The organizers were hoping for a bigger turnout for the official practice session, but the proximity of the first round of the FIA World Endurance Championship on 17th March, the Sebring 12 Hours, has forced the constructors to supply the FIA WEC LM P2 teams in priority. The result is that some of the ELMS squads are still waiting for parts or cars and will not be ready to run by the end of the week. Sebastien Loeb Racing is a notable case in point.

The two Formula Le Mans of Boutsen Ginion Racing and Curtis Racing Technologies, a newcomer to the ELMS, complete the prototype line-up.
The GT category will include two Ferrari F458s in GTE Pro entered by JMB Racing and JMW Motorsport to which can be added the AF Corse entry in GTE Am. Also in this category are the Imsa Performance Matmut Porsche 911 RSR and the Gulf Racing Aston Martin Vantage. The latter will take advantage of this test session to give its McLaren MP4-12C GT3 a shakedown even though it is competing in another series.

4 Comments on ELMS official testing at Paul Ricard – 15 cars

  1. Should be interesting to see what the times look like with that GT3 Mclaren vs. those GTE cars on the grid.

  2. For me the ELMS is looking on firmer ground this season than last, it’s regained it’s own identity and has two unique seliing points, P2’s going for the overall win and the GTC entry level class (admittedly they’ll need a few entries to kick things off). With P1 there was always the potential of a bigger team coming in and dominating, P2 puts everyone on a level playing field, and with stability until at least 2015, has potential for growth and a decent secondhand market.

  3. GTE Pro should me merged with GTE AM as in the ALMS. And since P2 can go for the win it’s not surprising that there are not that many GT cars nor formula lemans.

    With the cost capping of P2 cars, a well prepped GT racer will cost as much as a P2 machine.

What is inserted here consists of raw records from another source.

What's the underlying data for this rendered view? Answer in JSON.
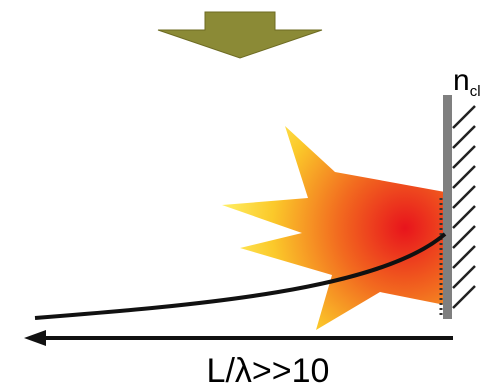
{
  "wall_label": {
    "main": "n",
    "subscript": "cl"
  },
  "distance_label": "L/λ>>10"
}
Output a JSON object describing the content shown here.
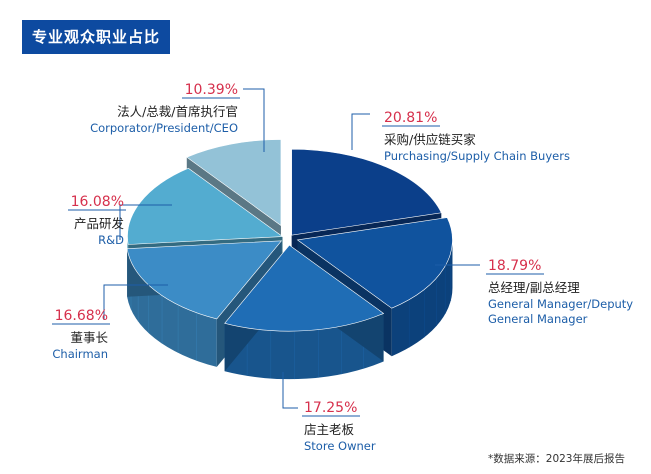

And with the a few used P2 machines a around for sale, it’s just a sexier proposition.

    But the WEC is living at the expense of the ELMS.

  4. I’d say the ELMS was on a gradual decline since 2008’s high point but is now structured to be relevant again. Teams can use it as preparation for the WEC (it’s important to have a tier between national series and the WEC), but it will provide interesting racing in itself with lots of new equipment, strength in depth and a different look and feel to the various GT3 series.